Safety: Not Just for Your Employees
We spend a lot of time talking about the importance of employee safety. But if you’re a contractor, your work often requires you to complete jobs in public places surrounded by people who don’t work for you. Members of the public may wander into your worksite, putting themselves and your employees at risk of injury.
These injuries can be serious and expensive. We took a quick look at our claims and found these examples:
- Pedestrian fell into open excavation pit: $105,000
- Visitor tripped on power cord strung across walkway: $40,000
- Slip and fall caused by wet paint on recently painted step: $72,000
- Customer fell into open crawl space during equipment installation: $17,000
- Visitor slipped on floor during chemical stripping operation: $30,000
- Pedestrian tripped over tool box: $65,000
Besides the direct financial impact of a claim, you may also have to deal with additional fines or citations from the jurisdiction where the work is occurring. There may be project delays caused by additional inspections, or problems with future permitting if it appears that you’re careless when it comes to protecting the public.
Lucky for you, keeping the public out of your work area doesn’t have to be complicated. Here’s our breakdown of what you need to know.
Plan for PeopleIf your project is taking place in an area where people live, work, conduct business or travel then you need to prepare for the inevitable contact you’ll have with them. Observe the area where the project will take place and look for any obvious places where your work will intersect with people – common examples are pedestrian walkways or roads that become very busy at rush hour. Talk with the building owner or whoever is in charge of the site to get an idea of where and when you can expect people to get close to your work and discuss ways to safely divert them. It’s a great idea to dedicate some time to this topic during any pre-construction meetings.
When deciding on public protection measures, make sure you’re considering the environment around the jobsite. Is it a high traffic area with lots of people both day and night? Or is traffic limited to specific times of the day? Is it located in a residential neighborhood with many children who might be curious about your equipment? Or perhaps near a retirement community housing residents with dementia? Thinking about these factors can help you choose the best protection methods for your site.

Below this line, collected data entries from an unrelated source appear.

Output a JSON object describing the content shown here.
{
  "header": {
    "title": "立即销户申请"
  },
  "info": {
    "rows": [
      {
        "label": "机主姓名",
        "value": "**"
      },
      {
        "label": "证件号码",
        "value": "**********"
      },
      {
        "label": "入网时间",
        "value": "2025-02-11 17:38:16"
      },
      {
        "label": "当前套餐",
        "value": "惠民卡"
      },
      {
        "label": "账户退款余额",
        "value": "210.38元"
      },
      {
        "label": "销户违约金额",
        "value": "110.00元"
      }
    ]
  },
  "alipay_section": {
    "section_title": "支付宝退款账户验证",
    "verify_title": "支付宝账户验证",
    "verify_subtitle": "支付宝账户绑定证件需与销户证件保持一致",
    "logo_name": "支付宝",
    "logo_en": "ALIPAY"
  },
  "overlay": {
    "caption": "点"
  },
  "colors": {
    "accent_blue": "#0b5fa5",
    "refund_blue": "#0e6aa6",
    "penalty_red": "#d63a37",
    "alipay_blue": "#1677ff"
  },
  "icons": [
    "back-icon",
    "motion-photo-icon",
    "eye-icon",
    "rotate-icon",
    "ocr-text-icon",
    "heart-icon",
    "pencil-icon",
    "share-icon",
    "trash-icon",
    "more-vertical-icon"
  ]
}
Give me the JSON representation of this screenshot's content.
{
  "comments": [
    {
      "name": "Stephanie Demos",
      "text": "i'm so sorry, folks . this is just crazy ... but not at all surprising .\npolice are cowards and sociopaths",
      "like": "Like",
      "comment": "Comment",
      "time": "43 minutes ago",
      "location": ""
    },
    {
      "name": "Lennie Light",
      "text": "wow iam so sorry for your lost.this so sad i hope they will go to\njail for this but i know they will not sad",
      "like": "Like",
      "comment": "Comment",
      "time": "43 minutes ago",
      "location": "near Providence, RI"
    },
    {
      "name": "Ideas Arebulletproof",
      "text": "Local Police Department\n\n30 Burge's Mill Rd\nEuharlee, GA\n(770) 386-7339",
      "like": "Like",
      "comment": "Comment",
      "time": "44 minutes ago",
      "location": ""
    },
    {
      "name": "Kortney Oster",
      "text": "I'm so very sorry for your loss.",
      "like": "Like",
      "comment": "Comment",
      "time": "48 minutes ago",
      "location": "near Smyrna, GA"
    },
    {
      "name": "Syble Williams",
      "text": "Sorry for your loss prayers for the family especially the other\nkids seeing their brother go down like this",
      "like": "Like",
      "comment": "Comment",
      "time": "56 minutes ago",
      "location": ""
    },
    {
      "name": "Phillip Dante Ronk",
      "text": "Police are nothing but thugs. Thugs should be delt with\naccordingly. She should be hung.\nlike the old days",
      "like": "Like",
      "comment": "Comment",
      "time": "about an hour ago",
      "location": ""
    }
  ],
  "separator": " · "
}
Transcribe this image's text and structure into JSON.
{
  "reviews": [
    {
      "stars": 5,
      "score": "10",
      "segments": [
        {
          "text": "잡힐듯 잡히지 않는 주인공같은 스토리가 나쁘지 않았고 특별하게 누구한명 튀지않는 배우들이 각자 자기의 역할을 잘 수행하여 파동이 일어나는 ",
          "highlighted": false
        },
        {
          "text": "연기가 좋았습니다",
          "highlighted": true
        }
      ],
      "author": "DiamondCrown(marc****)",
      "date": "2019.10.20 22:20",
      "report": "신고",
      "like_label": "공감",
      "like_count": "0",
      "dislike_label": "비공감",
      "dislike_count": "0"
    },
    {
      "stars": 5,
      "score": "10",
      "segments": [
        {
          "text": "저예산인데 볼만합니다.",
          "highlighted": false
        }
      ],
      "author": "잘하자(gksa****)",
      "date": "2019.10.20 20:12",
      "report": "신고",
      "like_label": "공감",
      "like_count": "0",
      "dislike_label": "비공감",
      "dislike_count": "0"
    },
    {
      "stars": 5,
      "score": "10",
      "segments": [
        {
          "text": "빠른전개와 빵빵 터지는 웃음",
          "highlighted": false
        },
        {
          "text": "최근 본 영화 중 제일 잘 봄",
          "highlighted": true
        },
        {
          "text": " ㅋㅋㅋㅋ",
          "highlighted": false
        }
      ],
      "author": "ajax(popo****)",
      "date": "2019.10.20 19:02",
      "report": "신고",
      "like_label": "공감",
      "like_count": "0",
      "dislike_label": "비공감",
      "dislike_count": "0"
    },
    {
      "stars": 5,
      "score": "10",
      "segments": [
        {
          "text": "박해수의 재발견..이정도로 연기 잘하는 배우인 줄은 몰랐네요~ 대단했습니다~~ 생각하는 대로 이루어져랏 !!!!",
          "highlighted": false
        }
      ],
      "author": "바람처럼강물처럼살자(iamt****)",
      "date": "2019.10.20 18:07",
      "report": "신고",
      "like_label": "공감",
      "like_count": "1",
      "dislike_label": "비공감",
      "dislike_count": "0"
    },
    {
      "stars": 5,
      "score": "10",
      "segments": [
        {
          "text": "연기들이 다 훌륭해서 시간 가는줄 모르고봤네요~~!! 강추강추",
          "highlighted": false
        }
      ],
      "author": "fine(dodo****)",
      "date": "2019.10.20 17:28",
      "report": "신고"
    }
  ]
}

Pace Your Work When PossibleIn a perfect world, you would never have to leave a hole open overnight (or longer). Obviously we don’t live in a perfect world, but if your work requires the creation of a hazard, such as a large open trench, it’s best to complete it as soon as possible so the hazard can be eliminated. If feasible, only open what is needed for the day’s work to minimize the area that needs to be protected at the end of the day.
Protect Your SiteIf your work areas and hazards can’t be wrapped up in a day, make sure everything is buttoned up before you go home. Ideally, the entire perimeter of the worksite should be marked and/or barricaded. If your foremen or superintendents are already completing a daily log or checklist, add a place for public protection to make sure it’s being checked consistently.
Any openings in the floor or ground should be protected. Small holes in a floor can be covered with plywood or another covering. For ground openings, pound in some poles and run snow fence around the perimeter to keep anyone from accidentally stumbling in. It’s a good idea to take a time-stamped photo (a smartphone works great for this) to document the condition the site was left in at the end of the day. Some contractors may also use large equipment, such as excavators, to block a hole. This is great in theory, but sometimes this equipment is very attractive to kids who may want to climb on it so make sure you’re keeping your surroundings in mind.
Consider special measures if you’re working in a particularly high traffic or high pedestrian area. These may include erecting chain link fencing, or even hiring a security service to babysit the site overnight.
Find Creative SolutionsThe most common barriers we see are barricades (effective, but sometimes pricey) and snow fence (faster and easier), but that doesn’t mean they are your only options for protecting the public.
- Sign appropriately: Prominently post signs listing hazards or requirements for PPE. While these won’t stop everyone, they’re a great first line of defense against people who honestly don’t realize the dangers of walking through a worksite.
- Clean up after yourself: Basic housekeeping practices can go a long way toward preventing slips and falls. This is true for your employees and for any members of the public who might accidentally find their way into your work area.
- Consider going cordless: Using cordless tools whenever possible helps eliminate extension cords which are one of the most common tripping hazards we see.
- Worker awareness: Make sure your employees are paying attention to their surroundings during the workday and addressing any unauthorized visitors. If you’re working in a high traffic area, it can be helpful to identify an employee to keep a lookout for lost pedestrians and help them find their way back out of the site.
- DIY solutions: If your site has a unique problem, you may be able to fix it with the supplies and personnel you already have on-hand. Ask your workers for suggestions – you might be surprised what they can come up with.